Patrice comme ses amis sont partis chercher fortune en métropole à 10 000 km de leur île puisqu’ils ne trouvaient pas de travail chez eux. Ils se sont retrouvés dans le froid à pousser la brouette, du travail au noir sous les quolibets de leurs amis les Blancs, à boire pour se réchauffer, pour se faire accepter. Ils sont rentrés à la Réunion et la famille les a mis à l’écart. C’était la honte ces ratés dont on avait vanté la réussite aux voisins.

Ils ne sont plus fouettés comme leurs ancêtres au bon vouloir du maître, mais ils sont relégués, ils ne comptent pour rien.
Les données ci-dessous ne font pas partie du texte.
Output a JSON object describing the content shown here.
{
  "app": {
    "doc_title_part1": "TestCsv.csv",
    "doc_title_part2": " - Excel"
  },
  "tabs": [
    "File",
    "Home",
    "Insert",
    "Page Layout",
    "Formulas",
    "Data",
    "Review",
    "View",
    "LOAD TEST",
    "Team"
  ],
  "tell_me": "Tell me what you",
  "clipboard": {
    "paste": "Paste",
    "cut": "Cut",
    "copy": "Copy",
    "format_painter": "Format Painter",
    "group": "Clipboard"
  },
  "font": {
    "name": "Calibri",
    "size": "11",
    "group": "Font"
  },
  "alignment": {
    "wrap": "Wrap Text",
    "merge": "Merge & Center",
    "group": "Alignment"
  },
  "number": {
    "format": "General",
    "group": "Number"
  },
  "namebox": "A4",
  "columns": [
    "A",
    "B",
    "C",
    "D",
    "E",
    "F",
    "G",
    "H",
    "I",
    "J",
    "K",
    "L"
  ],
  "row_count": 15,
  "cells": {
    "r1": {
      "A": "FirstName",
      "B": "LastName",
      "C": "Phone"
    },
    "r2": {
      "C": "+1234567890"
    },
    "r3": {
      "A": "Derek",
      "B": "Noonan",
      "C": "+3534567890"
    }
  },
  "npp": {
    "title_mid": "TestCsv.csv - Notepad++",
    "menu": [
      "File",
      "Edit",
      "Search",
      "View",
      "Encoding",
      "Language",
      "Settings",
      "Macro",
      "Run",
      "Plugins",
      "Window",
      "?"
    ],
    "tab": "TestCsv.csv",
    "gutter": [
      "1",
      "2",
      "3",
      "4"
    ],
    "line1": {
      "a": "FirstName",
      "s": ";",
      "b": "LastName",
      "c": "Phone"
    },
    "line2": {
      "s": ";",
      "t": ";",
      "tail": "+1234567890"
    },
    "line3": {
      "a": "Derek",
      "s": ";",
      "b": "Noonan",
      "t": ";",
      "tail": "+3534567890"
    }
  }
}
Chaque jour qui passe est le même. Le rhum leur donne la force d’y faire face. Du rhum industriel qui troue le cerveau, donne la gangrène mais qui permet aussi le mirage de la vie. On distribuait déjà cet alcool aux esclaves dans les champs pour accélérer la cadence de la coupe de la canne et pour les abrutir la nuit de peur qu’ils tuent leurs maîtres. Son grand-père faisait boire Patrice dés l’âge de 6 ans pour amuser les clients de sa Boutik et il organisait des concours avec ses cousins pour les endurcir. Devant cet engrenage de malheurs sur lesquels ils semblent n’avoir aucune prise, certains accusent le « mauvais oeil », cherchent des explications plus en arrière, dans la sorcellerie, au pays des ancêtres que l’on ne connait pas. 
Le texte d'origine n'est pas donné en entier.